What is the correct series expansion for the $U(1)$ Faddeev-Popov ghosts?
I know that the $U(1)$ ghosts are only a phase such that they can be neglected in most cases but it turns out that this is not true in curved spaces even for $U(1)$ theories so please don't answer this...
In this thread Faddeev-Popov ghost propagator in canonical quantization I found that $c$ is hermitian and $\bar{c}$ anti-hermitian which makes sense since $\bar{c} = c^\dagger \gamma_0$.
But in the $U(1)$ case the ghost are Grassmann variables such that $\bar{c} = c^\dagger \gamma_0$ doesn't make sense does it?

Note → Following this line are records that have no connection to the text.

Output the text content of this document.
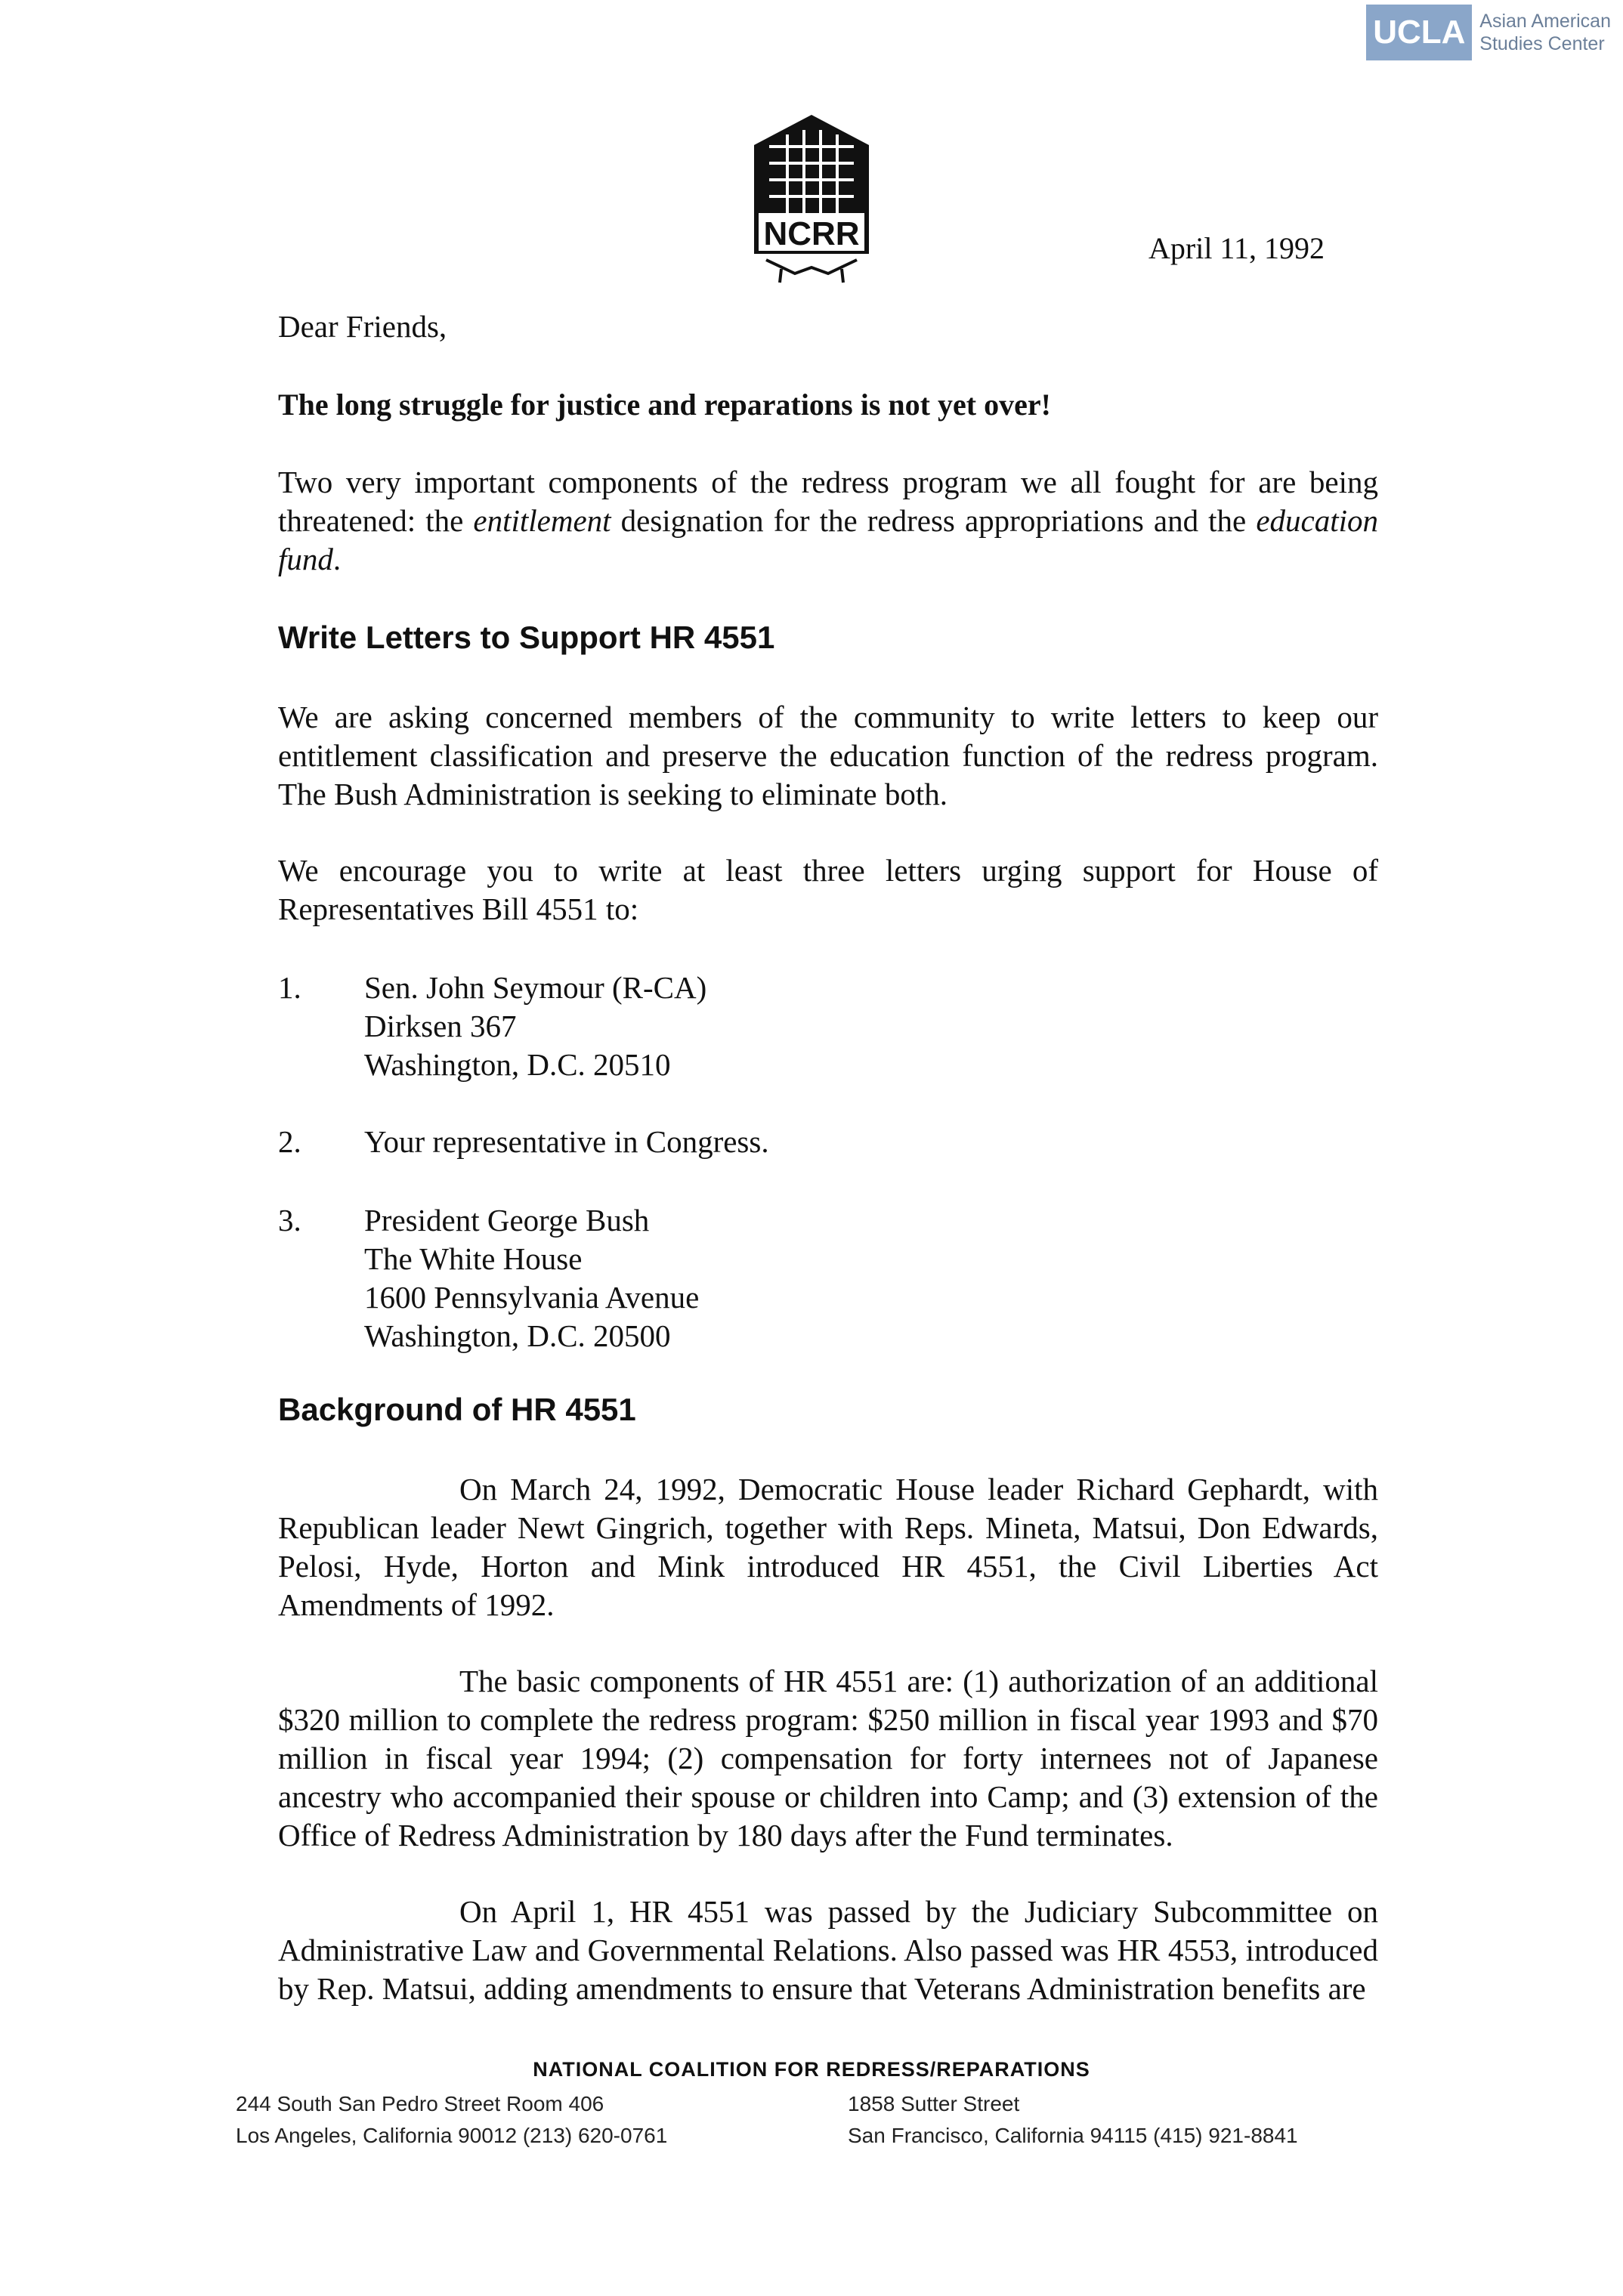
UCLA Asian American
Studies Center
NCRR	April 11, 1992
Dear Friends,
The long struggle for justice and reparations is not yet over!
Two very important components of the redress program we all fought for are being threatened: the entitlement designation for the redress appropriations and the education fund.
Write Letters to Support HR 4551
We are asking concerned members of the community to write letters to keep our entitlement classification and preserve the education function of the redress program. The Bush Administration is seeking to eliminate both.
We encourage you to write at least three letters urging support for House of Representatives Bill 4551 to:
1. Sen. John Seymour (R-CA)
Dirksen 367
Washington, D.C. 20510
2. Your representative in Congress.
3. President George Bush
The White House
1600 Pennsylvania Avenue
Washington, D.C. 20500
Background of HR 4551
On March 24, 1992, Democratic House leader Richard Gephardt, with Republican leader Newt Gingrich, together with Reps. Mineta, Matsui, Don Edwards, Pelosi, Hyde, Horton and Mink introduced HR 4551, the Civil Liberties Act Amendments of 1992.
The basic components of HR 4551 are: (1) authorization of an additional $320 million to complete the redress program: $250 million in fiscal year 1993 and $70 million in fiscal year 1994; (2) compensation for forty internees not of Japanese ancestry who accompanied their spouse or children into Camp; and (3) extension of the Office of Redress Administration by 180 days after the Fund terminates.
On April 1, HR 4551 was passed by the Judiciary Subcommittee on Administrative Law and Governmental Relations. Also passed was HR 4553, introduced by Rep. Matsui, adding amendments to ensure that Veterans Administration benefits are
NATIONAL COALITION FOR REDRESS/REPARATIONS
244 South San Pedro Street Room 406
Los Angeles, California 90012 (213) 620-0761
1858 Sutter Street
San Francisco, California 94115 (415) 921-8841
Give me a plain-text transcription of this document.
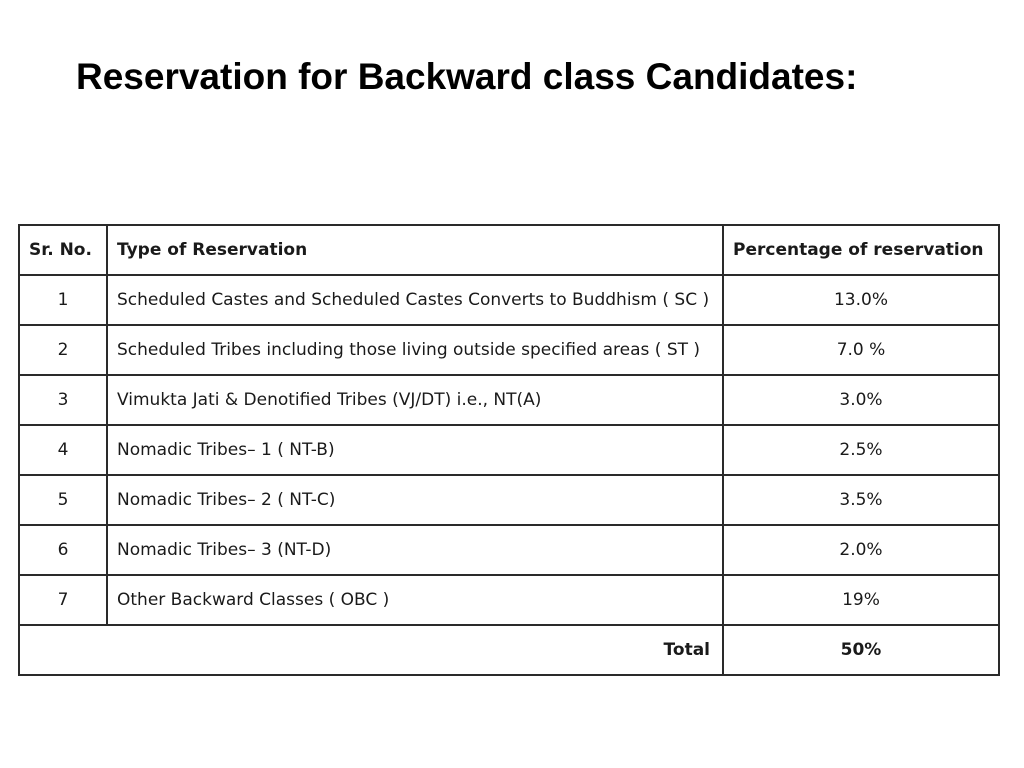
Reservation for Backward class Candidates:
Sr. No.	Type of Reservation	Percentage of reservation
1	Scheduled Castes and Scheduled Castes Converts to Buddhism ( SC )	13.0%
2	Scheduled Tribes including those living outside specified areas ( ST )	7.0 %
3	Vimukta Jati & Denotified Tribes (VJ/DT) i.e., NT(A)	3.0%
4	Nomadic Tribes– 1 ( NT-B)	2.5%
5	Nomadic Tribes– 2 ( NT-C)	3.5%
6	Nomadic Tribes– 3 (NT-D)	2.0%
7	Other Backward Classes ( OBC )	19%
Total		50%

For those willing to help me even more. I think that the source of my problem is a poor understanding of the Faddeev-Popov mechanism. More precisely, what happens when $\det(\square)$ is written as a path integral? What exactly do the $c$ and $\bar{c}$ fields mean? Why is it said that one is a ghost and the other an anti ghost?
When quantizing them I obtain $\{ c_k , \bar{c_{k'}}\} = -\delta(k-k')$ how does this tell us anything regarding the norm of these ghosts?
I read Peskin and Schroeder but they do not answer this question (or I missed it).
Finally, my sincere aplogies for this "all over the place" type question. I fail to pinpoint the exact sources of my confusion that's why my question is rather broad. I hope that someone more experiences can pinpoint it with the above information.